We bought our samsung in 2016 and in... 2018 it started showing us ads, and then later they installed the "tv plus", uh, "feature". Which you can't uninstall so every time your toddler bumps the channel button on the remote, it will kick you out of whatever netflix/youtube/disney+ thing you're watching to go to some ad-supported BS. Over the years the UI has gone from good to almost unusably slow and laggy. Next time we move, we're trashing the 2016 samsung and getting something else, and never ever hooking it up to wifi.

When I bought a samsung tv for my home office, I explicitly never enabled the wifi, and plugged in an external FAANG device with a remote and control the TV via that. If the device gets buggy I can go buy a new one for $60.

> in Texas there were people who signed something that allowed the companies to remotely control their ac, apparently at night time it was turned up to 82

As I understand it, those people got a discount on their bill specifically _because_ they allowed for that.

> There are also concerns about control, in Texas there were people who signed something that allowed the companies to remotely control their ac, apparently at night time it was turned up to 82, I am worried about what other companies could do like smart washer ( how about allowed to wash cloths only after 10 pm ) or not allowed to use some setting like extra wash etc.

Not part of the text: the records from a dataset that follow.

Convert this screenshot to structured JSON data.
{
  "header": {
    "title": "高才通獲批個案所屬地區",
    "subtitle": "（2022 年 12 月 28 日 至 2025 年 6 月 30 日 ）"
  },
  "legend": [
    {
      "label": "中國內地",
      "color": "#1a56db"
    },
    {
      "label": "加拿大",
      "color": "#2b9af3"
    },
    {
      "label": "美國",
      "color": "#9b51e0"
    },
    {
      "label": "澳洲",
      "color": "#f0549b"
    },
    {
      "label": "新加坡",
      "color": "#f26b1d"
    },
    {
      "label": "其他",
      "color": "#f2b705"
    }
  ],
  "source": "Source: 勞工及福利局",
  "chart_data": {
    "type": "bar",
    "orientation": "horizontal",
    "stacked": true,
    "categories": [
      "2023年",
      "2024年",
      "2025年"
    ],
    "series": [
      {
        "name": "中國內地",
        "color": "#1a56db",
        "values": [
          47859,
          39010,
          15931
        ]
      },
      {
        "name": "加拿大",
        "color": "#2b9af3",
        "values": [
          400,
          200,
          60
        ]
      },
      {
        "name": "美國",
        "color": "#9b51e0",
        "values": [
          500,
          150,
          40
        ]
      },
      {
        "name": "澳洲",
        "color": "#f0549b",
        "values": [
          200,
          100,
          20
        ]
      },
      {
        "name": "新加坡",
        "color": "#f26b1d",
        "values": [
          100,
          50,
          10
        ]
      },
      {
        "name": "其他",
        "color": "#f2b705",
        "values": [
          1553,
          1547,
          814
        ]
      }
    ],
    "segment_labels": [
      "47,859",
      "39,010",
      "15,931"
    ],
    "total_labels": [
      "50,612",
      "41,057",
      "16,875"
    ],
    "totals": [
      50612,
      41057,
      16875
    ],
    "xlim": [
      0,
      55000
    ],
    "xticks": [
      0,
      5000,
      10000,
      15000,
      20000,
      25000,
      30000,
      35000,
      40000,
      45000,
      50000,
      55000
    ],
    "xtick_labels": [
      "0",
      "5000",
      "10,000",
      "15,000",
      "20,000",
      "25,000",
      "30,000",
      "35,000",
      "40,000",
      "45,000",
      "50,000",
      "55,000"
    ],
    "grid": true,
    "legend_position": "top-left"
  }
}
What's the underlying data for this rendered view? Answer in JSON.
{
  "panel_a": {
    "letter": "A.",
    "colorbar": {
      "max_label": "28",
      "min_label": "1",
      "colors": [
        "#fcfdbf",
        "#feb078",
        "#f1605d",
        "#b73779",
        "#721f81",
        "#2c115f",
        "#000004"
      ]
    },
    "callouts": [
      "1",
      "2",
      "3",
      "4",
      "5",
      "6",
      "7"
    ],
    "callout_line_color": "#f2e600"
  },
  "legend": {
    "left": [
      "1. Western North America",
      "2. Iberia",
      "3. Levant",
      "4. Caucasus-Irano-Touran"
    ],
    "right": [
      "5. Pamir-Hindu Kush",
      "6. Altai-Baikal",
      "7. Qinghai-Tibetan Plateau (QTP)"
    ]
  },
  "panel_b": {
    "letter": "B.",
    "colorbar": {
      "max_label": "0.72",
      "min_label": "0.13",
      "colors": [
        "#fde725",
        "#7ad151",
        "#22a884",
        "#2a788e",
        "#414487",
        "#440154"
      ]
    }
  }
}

The electric utility is very clear about what would happen if you sign up for their energy saving program. It is possible to buy a home that has an energy saving switch already installed on the A/C circuit, but you can simply request to have it removed by the utility.

Samsung TV starts playing ads ... in the US.

This kind of craziness is illegal in Europe and I honestly cannot understand why this is not regulated in the US.

My mother called me freezing cold. Her nest thermostat had a "wifi connectivity lost" message on the screen and she couldn't (or didn't know how) to turn up the heat.